I have seen a few of these and I was wondering how these did with imaging? If sound is coming from everywhere, how can you tell stage left from stage right?
I believe with adequate spacing between speakers, left and right channel separation remains consistent with other designs. The potential benefit of omni-directional sources is the ability to create an image which can be palpable from an expanded listening area, as opposed to a listening position.
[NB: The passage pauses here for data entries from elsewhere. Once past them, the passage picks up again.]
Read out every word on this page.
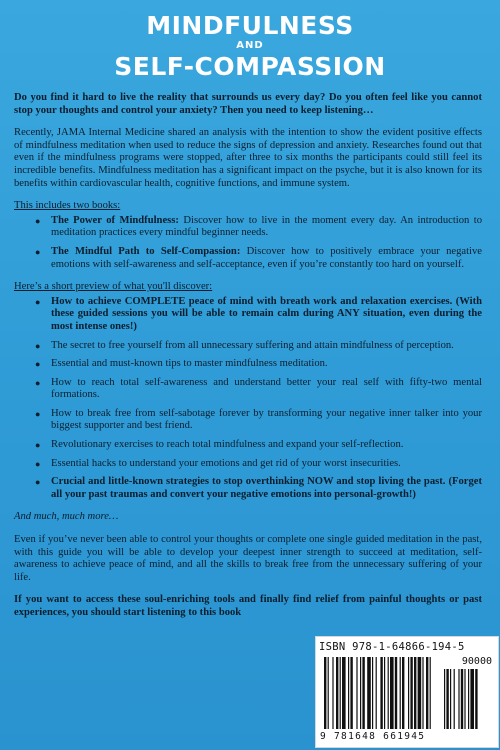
MINDFULNESS
AND
SELF-COMPASSION

Do you find it hard to live the reality that surrounds us every day? Do you often feel like you cannot stop your thoughts and control your anxiety? Then you need to keep listening…

Recently, JAMA Internal Medicine shared an analysis with the intention to show the evident positive effects of mindfulness meditation when used to reduce the signs of depression and anxiety. Researches found out that even if the mindfulness programs were stopped, after three to six months the participants could still feel its incredible benefits. Mindfulness meditation has a significant impact on the psyche, but it is also known for its benefits within cardiovascular health, cognitive functions, and immune system.

This includes two books:

● The Power of Mindfulness: Discover how to live in the moment every day. An introduction to meditation practices every mindful beginner needs.
● The Mindful Path to Self-Compassion: Discover how to positively embrace your negative emotions with self-awareness and self-acceptance, even if you’re constantly too hard on yourself.

Here’s a short preview of what you'll discover:

● How to achieve COMPLETE peace of mind with breath work and relaxation exercises. (With these guided sessions you will be able to remain calm during ANY situation, even during the most intense ones!)
● The secret to free yourself from all unnecessary suffering and attain mindfulness of perception.
● Essential and must-known tips to master mindfulness meditation.
● How to reach total self-awareness and understand better your real self with fifty-two mental formations.
● How to break free from self-sabotage forever by transforming your negative inner talker into your biggest supporter and best friend.
● Revolutionary exercises to reach total mindfulness and expand your self-reflection.
● Essential hacks to understand your emotions and get rid of your worst insecurities.
● Crucial and little-known strategies to stop overthinking NOW and stop living the past. (Forget all your past traumas and convert your negative emotions into personal-growth!)

And much, much more…

Even if you’ve never been able to control your thoughts or complete one single guided meditation in the past, with this guide you will be able to develop your deepest inner strength to succeed at meditation, self-awareness to achieve peace of mind, and all the skills to break free from the unnecessary suffering of your life.

If you want to access these soul-enriching tools and finally find relief from painful thoughts or past experiences, you should start listening to this book

ISBN 978-1-64866-194-5
90000
9 781648 661945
The best of them can indeed create a holographic soundstage which you can actually walk into the soundstage or "view" it from any location in the room without worrying about a sweet spot (mbl's are great at this, as were the original Ohm Walsh speakers and, to some extent, my speakers, though they're not a true omnidirectional design). Channel separation is not a problem at all. Pinpoint imaging is not as pronounced as with conventional designs, though--the images are there, extremely palpable and three-dimensional, but perhaps a little more diffuse than you might be used to. On multi-miked and pop recordings this can be a bit disconcerting; on well-recorded material, particularly where there is a large soundspace recorded, it can be surprisingly realistic.
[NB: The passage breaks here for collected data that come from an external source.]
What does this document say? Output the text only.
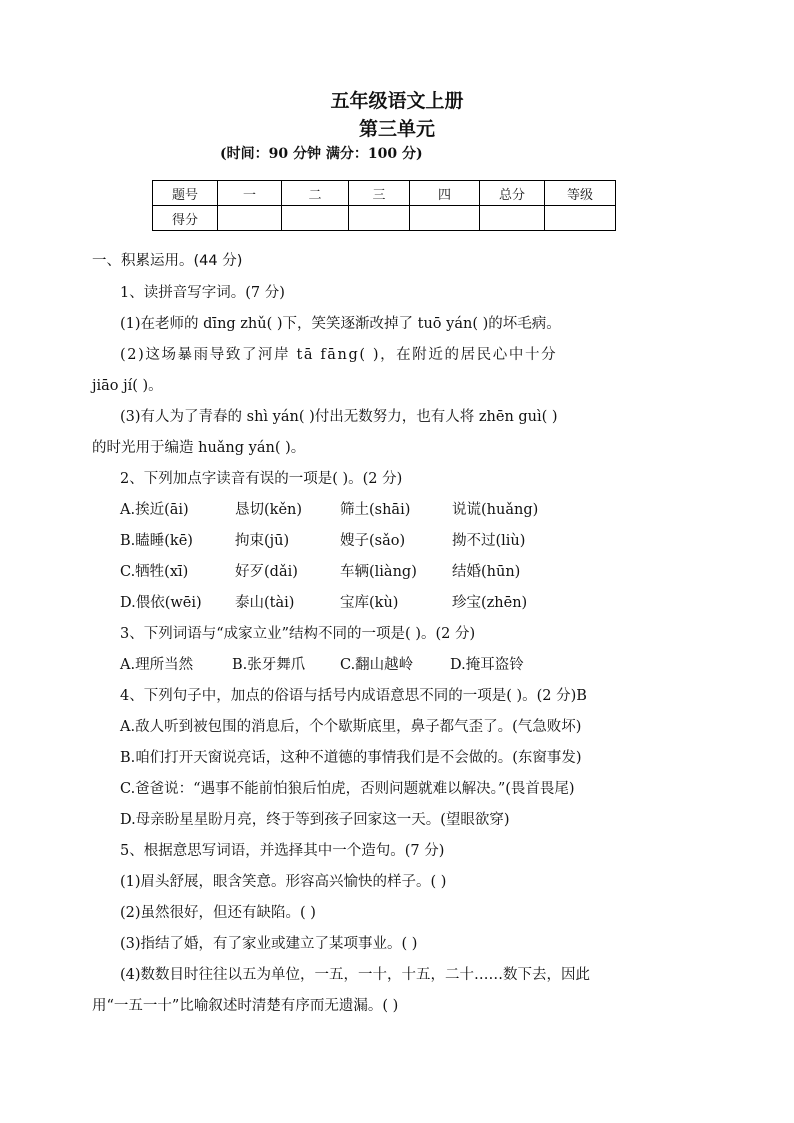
五年级语文上册
第三单元
(时间：90 分钟 满分：100 分)
题号	一	二	三	四	总分	等级
得分						
一、积累运用。(44 分)
1、读拼音写字词。(7 分)
(1)在老师的 dīng zhǔ( )下，笑笑逐渐改掉了 tuō yán( )的坏毛病。
(2)这场暴雨导致了河岸 tā fāng( )，在附近的居民心中十分
jiāo jí( )。
(3)有人为了青春的 shì yán( )付出无数努力，也有人将 zhēn guì( )
的时光用于编造 huǎng yán( )。
2、下列加点字读音有误的一项是( )。(2 分)
A.挨近(āi)	恳切(kěn)	筛土(shāi)	说谎(huǎng)
B.瞌睡(kē)	拘束(jū)	嫂子(sǎo)	拗不过(liù)
C.牺牲(xī)	好歹(dǎi)	车辆(liàng) 结婚(hūn)
D.偎依(wēi) 泰山(tài)	宝库(kù)	珍宝(zhēn)
3、下列词语与“成家立业”结构不同的一项是( )。(2 分)
A.理所当然	B.张牙舞爪 C.翻山越岭	D.掩耳盗铃
4、下列句子中，加点的俗语与括号内成语意思不同的一项是( )。(2 分)B
A.敌人听到被包围的消息后，个个歇斯底里，鼻子都气歪了。(气急败坏)
B.咱们打开天窗说亮话，这种不道德的事情我们是不会做的。(东窗事发)
C.爸爸说：“遇事不能前怕狼后怕虎，否则问题就难以解决。”(畏首畏尾)
D.母亲盼星星盼月亮，终于等到孩子回家这一天。(望眼欲穿)
5、根据意思写词语，并选择其中一个造句。(7 分)
(1)眉头舒展，眼含笑意。形容高兴愉快的样子。( )
(2)虽然很好，但还有缺陷。( )
(3)指结了婚，有了家业或建立了某项事业。( )
(4)数数目时往往以五为单位，一五，一十，十五，二十……数下去，因此
用“一五一十”比喻叙述时清楚有序而无遗漏。( )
I had the oportunity awhile back to hear the MBL $30,000 omni directional speaker being driven by MBL Monos'. Given the proper set-up ( which they were ) they sounded truly amazing.The most amazing to me was the sonically dissapearing cabinets and natural tonal balance of music.Unfortunately they come at a price and also need much current to reach there full potential.
Rny, Rcprince and Thorman hit it all on the head. Just don't expect "realism" without a lot of horsepower. Sean
Also depends on which "omnidirectional" design you are referring to-some put too much emphasis on reflected sound and end up sounding like Bose.
At frequencies above 1500 Hz, the ears derive directional cues primarily by relative intensity, rather than by arrival time. So if you have an omnidirectional system, you want to make sure that early reflected energy is fairly well diffused so you don't get a distinct, image-shifting reflection (absorb too much, though, and the system can sound dull). Arrival time still plays a role in image localization above 1500 Hz, and is the primary source of localization cues below 1500 Hz, so the longer the delay between the direct sound and onset of reflections, the better the imaging will be.

Omnidirectional speakers do a very good job with intrumental textures and timbres, because they more closely mimic the radiation characteristics of live instruments. Obviously there is a tradeoff of image precision for lushness and enveloping ambience. Although I don't own or sell any omnidirectional designs, I readily concede that a well-executed omni (like an Ohm F or MBL Radialstrahler or Wolcott Omnisphere) or quasi-omni (Shahinian Diapason) is extremely enjoyable long-term.